Rebecka miró a Tintin.

—He oído que es buena —dijo—. Encontró al cura de Vuolusjärvi y el rastro de Inna Wattrang. Increíble.

—Pero cierto —dijo Krister Eriksson girando un poco la cara para ocultar su sonrisa de orgullo—. Siempre la comparo con mi perro anterior, Zack. Para mí fue un honor trabajar con él. Me enseñó mucho, sólo tenía que seguirlo. Yo era muy joven y no entendía nada. Después he podido adiestrar a Tintin.

La perra alzó la vista en cuanto oyó su nombre y se les acercó. Se sentó delante de la puerta del maletero del coche de Krister y se lo quedó mirando como diciendo: «Bueno, ¿qué? ¿En marcha?»

—Sabe que vamos a trabajar —dijo Krister—. Le parece muy divertido.

Se giró hacia Tintin.

—No podemos —le dijo—. El coche no arranca.

La perra ladeó la cabeza y parecía reflexionar sobre lo que le había dicho. Después se tumbó en la nieve con un suspiro de resignación.

—Llévate el mío —le propuso Rebecka.

Se dio cuenta de que estaba hablando con Tintin y enseguida se dirigió a Krister.

—Perdón —dijo—. Al fin y al cabo eres tú quien conduce. Hoy no lo necesito.

—No, pero no puedo…

Rebecka le puso la llave de su Audi A4 Avant en la mano. Krister se aseguró unas cuantas veces más de que de verdad ella no necesitaba el coche en toda la mañana. Tenía que haber algún otro modo de arreglarlo, por ejemplo que bajaran los otros a recogerlos y punto.

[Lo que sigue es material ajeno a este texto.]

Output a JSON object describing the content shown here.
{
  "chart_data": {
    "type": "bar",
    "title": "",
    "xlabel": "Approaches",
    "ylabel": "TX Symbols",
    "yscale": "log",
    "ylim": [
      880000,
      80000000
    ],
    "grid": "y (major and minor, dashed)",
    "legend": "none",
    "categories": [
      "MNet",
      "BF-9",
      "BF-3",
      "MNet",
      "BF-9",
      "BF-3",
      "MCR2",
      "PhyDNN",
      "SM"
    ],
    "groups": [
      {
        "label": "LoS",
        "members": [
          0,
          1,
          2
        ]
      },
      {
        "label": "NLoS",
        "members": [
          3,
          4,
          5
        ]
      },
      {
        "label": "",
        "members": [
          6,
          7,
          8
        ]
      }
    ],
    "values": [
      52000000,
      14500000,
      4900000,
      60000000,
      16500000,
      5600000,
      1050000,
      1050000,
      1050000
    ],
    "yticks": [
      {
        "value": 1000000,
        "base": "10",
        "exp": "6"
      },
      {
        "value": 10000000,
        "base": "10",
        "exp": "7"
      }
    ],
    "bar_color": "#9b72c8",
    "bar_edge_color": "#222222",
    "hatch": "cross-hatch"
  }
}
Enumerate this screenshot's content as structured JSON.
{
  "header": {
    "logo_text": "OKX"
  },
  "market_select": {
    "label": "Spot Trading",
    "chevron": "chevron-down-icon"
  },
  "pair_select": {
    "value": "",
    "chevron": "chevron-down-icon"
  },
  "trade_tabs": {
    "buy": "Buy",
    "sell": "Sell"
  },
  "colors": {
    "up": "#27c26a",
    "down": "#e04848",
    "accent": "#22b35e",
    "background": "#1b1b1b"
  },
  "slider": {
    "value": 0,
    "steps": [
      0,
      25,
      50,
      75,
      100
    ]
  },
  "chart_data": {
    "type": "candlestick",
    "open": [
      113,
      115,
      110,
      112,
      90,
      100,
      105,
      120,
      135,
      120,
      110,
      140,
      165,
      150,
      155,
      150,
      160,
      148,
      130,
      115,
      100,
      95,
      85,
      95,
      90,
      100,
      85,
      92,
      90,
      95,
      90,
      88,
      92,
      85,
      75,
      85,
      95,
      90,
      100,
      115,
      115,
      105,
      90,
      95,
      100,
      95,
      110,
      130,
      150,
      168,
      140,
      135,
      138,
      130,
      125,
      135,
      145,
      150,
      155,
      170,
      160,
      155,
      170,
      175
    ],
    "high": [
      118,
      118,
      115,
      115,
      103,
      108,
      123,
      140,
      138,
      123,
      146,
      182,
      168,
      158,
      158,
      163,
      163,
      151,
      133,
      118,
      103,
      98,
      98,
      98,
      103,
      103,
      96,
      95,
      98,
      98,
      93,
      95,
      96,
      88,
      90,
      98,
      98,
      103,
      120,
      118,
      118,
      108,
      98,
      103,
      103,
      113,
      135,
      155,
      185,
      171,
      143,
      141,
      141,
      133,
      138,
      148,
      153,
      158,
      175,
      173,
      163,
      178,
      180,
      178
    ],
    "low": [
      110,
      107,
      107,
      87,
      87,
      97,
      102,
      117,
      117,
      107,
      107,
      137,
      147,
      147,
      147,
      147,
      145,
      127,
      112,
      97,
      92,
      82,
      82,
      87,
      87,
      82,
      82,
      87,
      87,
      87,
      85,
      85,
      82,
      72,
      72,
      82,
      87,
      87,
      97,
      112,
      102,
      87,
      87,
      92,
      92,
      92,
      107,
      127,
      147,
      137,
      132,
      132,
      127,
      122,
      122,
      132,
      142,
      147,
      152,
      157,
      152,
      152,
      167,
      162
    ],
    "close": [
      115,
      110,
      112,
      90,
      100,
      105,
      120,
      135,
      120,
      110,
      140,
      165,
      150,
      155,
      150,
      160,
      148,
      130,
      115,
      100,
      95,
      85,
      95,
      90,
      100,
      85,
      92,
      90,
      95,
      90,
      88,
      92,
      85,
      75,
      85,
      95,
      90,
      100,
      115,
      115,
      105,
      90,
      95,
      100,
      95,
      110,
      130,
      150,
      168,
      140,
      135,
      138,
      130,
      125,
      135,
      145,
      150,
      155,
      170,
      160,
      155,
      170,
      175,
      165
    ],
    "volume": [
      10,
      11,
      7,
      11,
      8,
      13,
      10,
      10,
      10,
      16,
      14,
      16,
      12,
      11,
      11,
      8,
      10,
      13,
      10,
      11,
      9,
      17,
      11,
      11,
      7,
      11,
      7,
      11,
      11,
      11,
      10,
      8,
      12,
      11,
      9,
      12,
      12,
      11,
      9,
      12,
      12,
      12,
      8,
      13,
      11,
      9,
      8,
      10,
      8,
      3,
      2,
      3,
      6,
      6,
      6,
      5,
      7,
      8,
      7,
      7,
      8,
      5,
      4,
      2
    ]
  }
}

—¿No puedes, simplemente, darme las gracias? —dijo ella—. Me voy adentro. A menos que necesites ayuda para cambiar las jaulas. ¡Idos! Os están esperando.

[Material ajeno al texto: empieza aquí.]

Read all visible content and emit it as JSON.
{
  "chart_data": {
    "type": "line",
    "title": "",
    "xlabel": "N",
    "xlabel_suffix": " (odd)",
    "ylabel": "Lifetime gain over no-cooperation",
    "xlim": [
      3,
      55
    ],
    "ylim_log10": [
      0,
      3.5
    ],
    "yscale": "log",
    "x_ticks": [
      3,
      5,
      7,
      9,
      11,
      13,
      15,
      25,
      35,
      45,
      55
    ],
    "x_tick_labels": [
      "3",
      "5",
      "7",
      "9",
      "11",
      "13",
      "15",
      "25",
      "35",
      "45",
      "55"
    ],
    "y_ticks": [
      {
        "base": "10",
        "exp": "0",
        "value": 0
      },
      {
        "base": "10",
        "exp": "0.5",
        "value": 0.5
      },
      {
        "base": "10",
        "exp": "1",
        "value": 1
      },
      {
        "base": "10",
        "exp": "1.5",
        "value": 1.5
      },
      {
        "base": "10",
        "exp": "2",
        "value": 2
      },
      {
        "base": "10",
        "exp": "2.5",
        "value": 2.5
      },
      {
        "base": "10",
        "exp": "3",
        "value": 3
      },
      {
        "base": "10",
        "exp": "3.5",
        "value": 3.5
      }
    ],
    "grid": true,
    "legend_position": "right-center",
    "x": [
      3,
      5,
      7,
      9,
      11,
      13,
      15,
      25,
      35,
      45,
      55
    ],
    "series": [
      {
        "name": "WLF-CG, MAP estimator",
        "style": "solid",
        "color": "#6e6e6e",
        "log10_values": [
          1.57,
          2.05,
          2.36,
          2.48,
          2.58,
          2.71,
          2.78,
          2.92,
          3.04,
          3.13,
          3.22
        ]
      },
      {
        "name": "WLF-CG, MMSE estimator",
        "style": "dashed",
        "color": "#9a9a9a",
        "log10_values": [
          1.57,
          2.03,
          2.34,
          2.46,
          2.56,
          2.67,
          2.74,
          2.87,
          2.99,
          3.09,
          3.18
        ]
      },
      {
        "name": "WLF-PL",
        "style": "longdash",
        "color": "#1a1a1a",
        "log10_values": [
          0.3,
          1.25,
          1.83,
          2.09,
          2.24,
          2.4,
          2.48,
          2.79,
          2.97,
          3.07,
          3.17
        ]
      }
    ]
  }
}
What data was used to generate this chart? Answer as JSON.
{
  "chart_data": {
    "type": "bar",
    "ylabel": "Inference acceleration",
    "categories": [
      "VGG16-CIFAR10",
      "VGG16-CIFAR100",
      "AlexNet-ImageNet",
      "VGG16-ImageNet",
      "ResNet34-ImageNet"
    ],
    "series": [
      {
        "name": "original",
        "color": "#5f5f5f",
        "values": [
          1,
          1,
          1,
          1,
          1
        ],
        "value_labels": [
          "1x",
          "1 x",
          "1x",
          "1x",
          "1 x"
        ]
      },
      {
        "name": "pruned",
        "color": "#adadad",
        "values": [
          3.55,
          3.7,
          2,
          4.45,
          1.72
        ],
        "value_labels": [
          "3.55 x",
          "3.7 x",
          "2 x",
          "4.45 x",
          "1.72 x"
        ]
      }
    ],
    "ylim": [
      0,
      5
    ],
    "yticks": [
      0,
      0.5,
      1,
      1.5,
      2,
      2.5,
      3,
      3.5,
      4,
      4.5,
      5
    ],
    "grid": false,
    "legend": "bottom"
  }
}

Krister le dijo que se las apañaba solo con las jaulas, así que ella se metió en el edificio. Se despidió con la mano antes de cruzar la puerta.

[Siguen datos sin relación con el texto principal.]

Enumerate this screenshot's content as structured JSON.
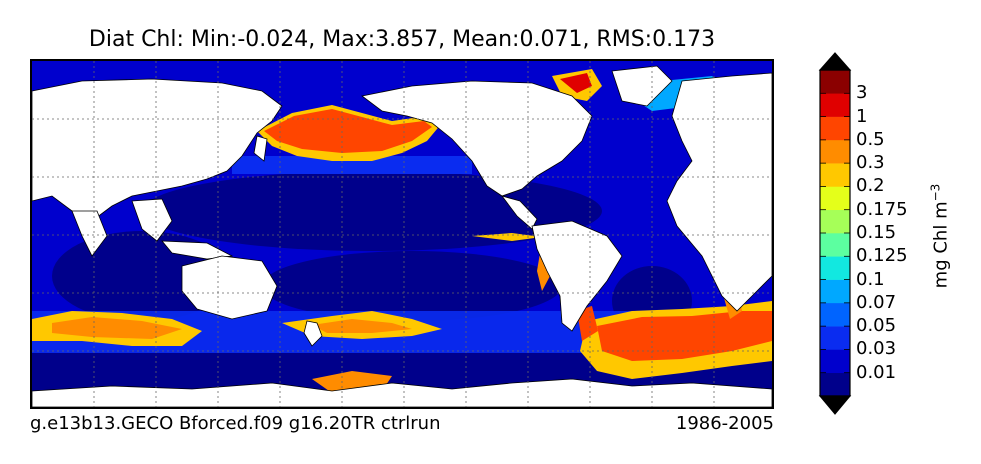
{
  "title": "Diat Chl: Min:-0.024, Max:3.857, Mean:0.071, RMS:0.173",
  "footer": {
    "run_name": "g.e13b13.GECO Bforced.f09 g16.20TR ctrlrun",
    "period": "1986-2005"
  },
  "colorbar": {
    "unit_base": "mg Chl m",
    "unit_exponent": "−3",
    "ticks": [
      "0.01",
      "0.03",
      "0.05",
      "0.07",
      "0.1",
      "0.125",
      "0.15",
      "0.175",
      "0.2",
      "0.3",
      "0.5",
      "1",
      "3"
    ],
    "colors": [
      "#00008b",
      "#0000cd",
      "#0a2cf0",
      "#0064ff",
      "#00a8ff",
      "#12e8e0",
      "#5cffa0",
      "#a6ff58",
      "#e4ff1a",
      "#ffc800",
      "#ff8c00",
      "#ff4500",
      "#e00000",
      "#8b0000"
    ],
    "under_color": "#000000",
    "over_color": "#000000"
  },
  "map": {
    "land_color": "#ffffff",
    "ocean_base_color": "#00008b",
    "grid": true
  }
}
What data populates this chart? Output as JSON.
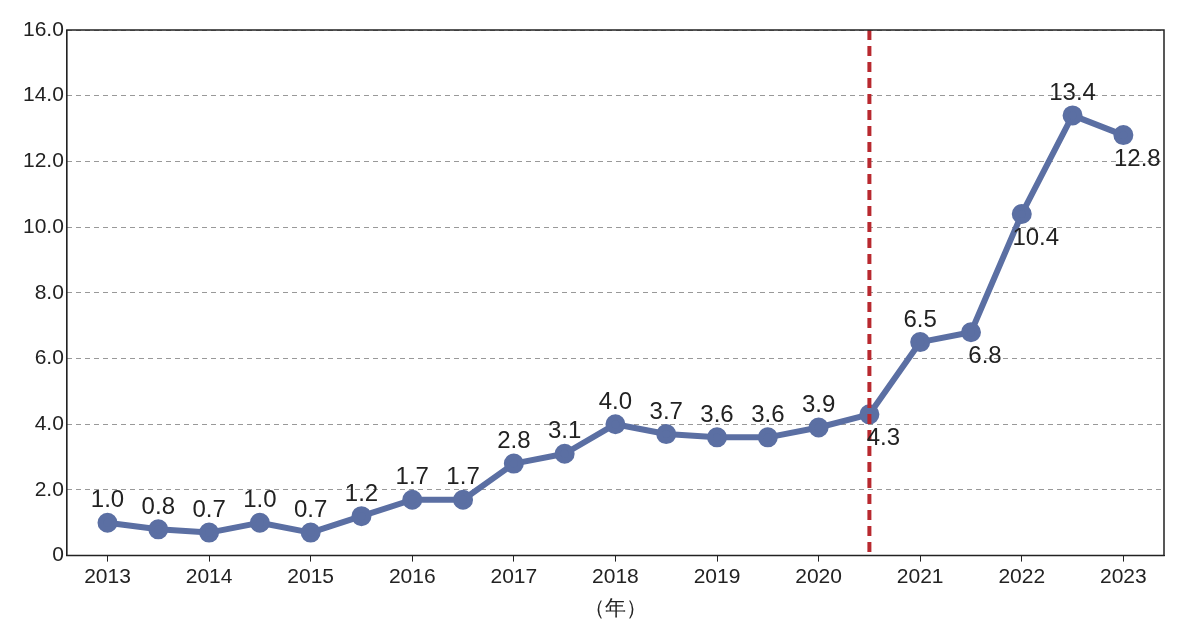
{
  "chart_data": {
    "type": "line",
    "xlabel": "（年）",
    "x": [
      2013,
      2013.5,
      2014,
      2014.5,
      2015,
      2015.5,
      2016,
      2016.5,
      2017,
      2017.5,
      2018,
      2018.5,
      2019,
      2019.5,
      2020,
      2020.5,
      2021,
      2021.5,
      2022,
      2022.5,
      2023
    ],
    "series": [
      {
        "color": "#5b6fa3",
        "values": [
          1.0,
          0.8,
          0.7,
          1.0,
          0.7,
          1.2,
          1.7,
          1.7,
          2.8,
          3.1,
          4.0,
          3.7,
          3.6,
          3.6,
          3.9,
          4.3,
          6.5,
          6.8,
          10.4,
          13.4,
          12.8
        ],
        "value_labels": [
          "1.0",
          "0.8",
          "0.7",
          "1.0",
          "0.7",
          "1.2",
          "1.7",
          "1.7",
          "2.8",
          "3.1",
          "4.0",
          "3.7",
          "3.6",
          "3.6",
          "3.9",
          "4.3",
          "6.5",
          "6.8",
          "10.4",
          "13.4",
          "12.8"
        ]
      }
    ],
    "xlim": [
      2012.6,
      2023.4
    ],
    "xticks": [
      2013,
      2014,
      2015,
      2016,
      2017,
      2018,
      2019,
      2020,
      2021,
      2022,
      2023
    ],
    "ylim": [
      0,
      16
    ],
    "yticks": [
      {
        "value": 0,
        "label": "0"
      },
      {
        "value": 2,
        "label": "2.0"
      },
      {
        "value": 4,
        "label": "4.0"
      },
      {
        "value": 6,
        "label": "6.0"
      },
      {
        "value": 8,
        "label": "8.0"
      },
      {
        "value": 10,
        "label": "10.0"
      },
      {
        "value": 12,
        "label": "12.0"
      },
      {
        "value": 14,
        "label": "14.0"
      },
      {
        "value": 16,
        "label": "16.0"
      }
    ],
    "ref_lines": [
      {
        "axis": "x",
        "value": 2020.5,
        "color": "#b8292f",
        "line_style": "dashed"
      }
    ],
    "grid": "y",
    "marker": "circle",
    "line_style": "solid",
    "legend": false
  }
}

Ni siquiera le dio tiempo a quitarse el abrigo antes de que Krister llamara a la puerta de su despacho.

—No puedo —dijo—. Cambio automático, no puedo con eso.

Rebecka esbozó media sonrisa.

«Esto no pasa a menudo», pensó él al verla.

Otras mujeres sonreían todo el día, estuvieran contentas o tristes. Pero ésta, no. Además no sonreía con la boca, no, tenías que mirarla profundamente a los ojos. Cuando Rebecka lo miraba una melodía alegre sonaba allí al fondo.

—¿Y Tintin? —preguntó Rebecka.

—No, ella también está acostumbrada al cambio manual.

—Es muy fácil, sólo tienes que…

—¡Lo sé! —la interrumpió—. Todo el mundo lo dice, pero… Es que… ¡no!

Rebecka lo observó un momento. Él la miraba sin reparos, sin vergüenza. Aguantaba la mirada.

Ella sabía que estaba delante de un lobo solitario.

«No sólo por su aspecto», pensó.

Krister Eriksson tenía cicatrices de graves quemaduras en la cara. Según le habían contado, eran consecuencia de un incendio en su casa cuando era adolescente.

La piel mostraba manchas rosadas y blanquecinas, el borde superior de las orejas era como una hoja de abedul arrugada, no tenía pelo, cejas ni pestañas y la nariz era dos orificios en la cabeza.

—Pues te llevo —dijo al fin.

Se esperaba una nueva protesta por parte de Krister, que empezara a decirle que era su horario de trabajo, que seguro que tenía otras cosas que hacer.

—Gracias —le dijo con una sonrisa un poco traviesa en señal de que había aprendido la lección.